Casely-Hayford produced his own brand label for men and women continuously between the mid-1980s and 2005, and showed his collections on the runway in Paris, London and Tokyo. In addition, he undertook work for film, ballet, and bespoke commissions for bands and artists in the music industry, dressing many leading celebrities. His clientele included The Clash, Lou Reed, Liam Gallagher, Jarvis Cocker, Take That, Suede, Benedict Cumberbatch, and Michael Fassbender. Casely-Hayford designed the stage wardrobe for U2 from 1991 to 1993. This led to his having created seminal outfits for the band during their two-year world tour and for the albums Achtung Baby and Zooropa.

U2's Bono photographed wearing Joe Casely-Hayford was the first man to be featured on the cover of Vogue in December 1992. This cover was also selected as one of Alexandra Shulman's top 20 covers.

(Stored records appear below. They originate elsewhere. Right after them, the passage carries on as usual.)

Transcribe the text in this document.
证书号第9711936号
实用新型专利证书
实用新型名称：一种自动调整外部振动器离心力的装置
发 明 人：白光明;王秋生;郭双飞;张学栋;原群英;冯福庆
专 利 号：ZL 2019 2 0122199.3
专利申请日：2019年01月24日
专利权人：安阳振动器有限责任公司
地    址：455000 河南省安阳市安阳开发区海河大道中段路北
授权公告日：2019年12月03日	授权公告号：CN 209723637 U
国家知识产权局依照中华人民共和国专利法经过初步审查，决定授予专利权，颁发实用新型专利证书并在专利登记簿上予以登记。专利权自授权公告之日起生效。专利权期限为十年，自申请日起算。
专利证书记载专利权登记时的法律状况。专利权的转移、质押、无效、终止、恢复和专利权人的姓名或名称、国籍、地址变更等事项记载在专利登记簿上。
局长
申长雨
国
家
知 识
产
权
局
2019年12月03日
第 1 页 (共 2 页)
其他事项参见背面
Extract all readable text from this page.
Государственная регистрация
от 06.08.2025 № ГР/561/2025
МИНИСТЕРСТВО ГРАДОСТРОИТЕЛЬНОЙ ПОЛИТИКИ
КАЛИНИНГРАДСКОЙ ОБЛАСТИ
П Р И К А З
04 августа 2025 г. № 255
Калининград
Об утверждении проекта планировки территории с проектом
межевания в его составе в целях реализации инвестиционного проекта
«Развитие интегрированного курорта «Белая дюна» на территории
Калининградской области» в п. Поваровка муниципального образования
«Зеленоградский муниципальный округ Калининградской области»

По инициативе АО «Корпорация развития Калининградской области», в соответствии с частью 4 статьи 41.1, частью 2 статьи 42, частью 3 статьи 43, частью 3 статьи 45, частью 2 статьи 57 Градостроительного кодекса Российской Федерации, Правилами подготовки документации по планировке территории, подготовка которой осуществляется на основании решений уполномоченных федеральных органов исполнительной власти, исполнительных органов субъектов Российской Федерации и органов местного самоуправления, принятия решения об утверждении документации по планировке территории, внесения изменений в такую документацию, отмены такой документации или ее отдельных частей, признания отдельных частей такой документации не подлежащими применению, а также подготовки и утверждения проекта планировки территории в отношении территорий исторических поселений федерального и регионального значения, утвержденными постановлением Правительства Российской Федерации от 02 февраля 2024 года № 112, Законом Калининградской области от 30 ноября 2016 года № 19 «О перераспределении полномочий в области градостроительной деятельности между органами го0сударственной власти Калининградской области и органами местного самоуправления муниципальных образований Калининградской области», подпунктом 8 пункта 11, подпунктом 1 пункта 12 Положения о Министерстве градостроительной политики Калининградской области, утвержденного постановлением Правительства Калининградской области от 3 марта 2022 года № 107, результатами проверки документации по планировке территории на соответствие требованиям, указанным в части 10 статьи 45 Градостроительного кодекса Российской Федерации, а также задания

Casely-Hayford's signature style of original yet wearable clothing has been sold through more than 150 stores worldwide, the majority being in Japan. From 1993 to 2004, his collections were distributed through Look Inc., also the distributors for Marc Jacobs' Look. The collections have been sold in prestigious stores and select shops throughout Japan such as Beams; United Arrows; Edifice; History; Deuxième Classe; Tomorrowland; Robehouse; and Dressterior. International stockists have included Selfridges, Barneys, Liberty, b-Store and colette.

Casely-Hayford is featured in the book Fashion Now, which lists the 150 designers in the world considered most important to i-D, edited by Terry Jones, and published by Taschen in 2003. He is also included in the second edition, issued in 2005, called Fashion Now 2, and the third edition, Icons, published in 2006. In February 2007, Joe Casely-Hayford was named in the Independent newspaper as one of "The Fabulous Fifty" most influential fashion creatives in London.

Casely-Hayford worked in his own right on limited-edition collections for specialist stores in the Japanese market, which began with a capsule range in 2004 for B2nd menswear. He worked with Jun Co. Ltd on a menswear collaboration label with Adam et Ropé, using traditional Japanese artisan dyeing techniques combined with modern styling. The range was distributed through the leading Adam et Ropé stores across Japan. Following the launch of the Casely-Hayford collection in 2009, he designed an exclusive Sartorial collection for Barneys New York Japan.

In 2005, Joe Casely-Hayford became creative director of Gieves & Hawkes, the 200-year-old Savile Row house. In January 2006 the new Gieves collection was launched on the runway in Paris. Casely-Hayford was credited with bringing the 200-year-old house into the 21st century.

In 2008, he was approached to form a collaboration with Sir Terence Conran for the launch in London's Shoreditch area of a new boutique hotel, restaurant and deli called Albion (www.theboundary.co.uk). The first stage of the project opened it doors on 1 January 2009. Casely-Hayford was responsible for the creative direction of all the clothing throughout the development.

In Spring/Summer 2009, he launched a new luxury menswear brand called Casely-Hayford, in collaboration with his son Charlie Casely-Hayford. The brand philosophy reflects the Casely-Hayford spirit with duality at its core, combining "English heritage" with "British anarchy", Savile Row tailoring methods with modern-day sportswear. It is the first time in high fashion where both father and son actively partnered at the creative helm. The collection is sold through world leading specialist boutiques and department stores such as Selfridges, Dover Street Market, Harvey Nichols, Liberty (department store), United Arrows, and Barneys New York Japan. i-D magazine said of the launch of the collection: "The most accomplished debut London Collections: Men will ever see".

In June 2014, Joe Casely-Hayford was appointed a Visiting Fellow of the University of the Arts London.

In January 2015, Vogue magazine included Casely-Hayford in a list of the "25 people who matter the most in menswear right now". In 2016, The Financial Times magazine How to Spend It said that "few British menswear designers sell London to the world better than Joe and Charlie Casely-Hayford".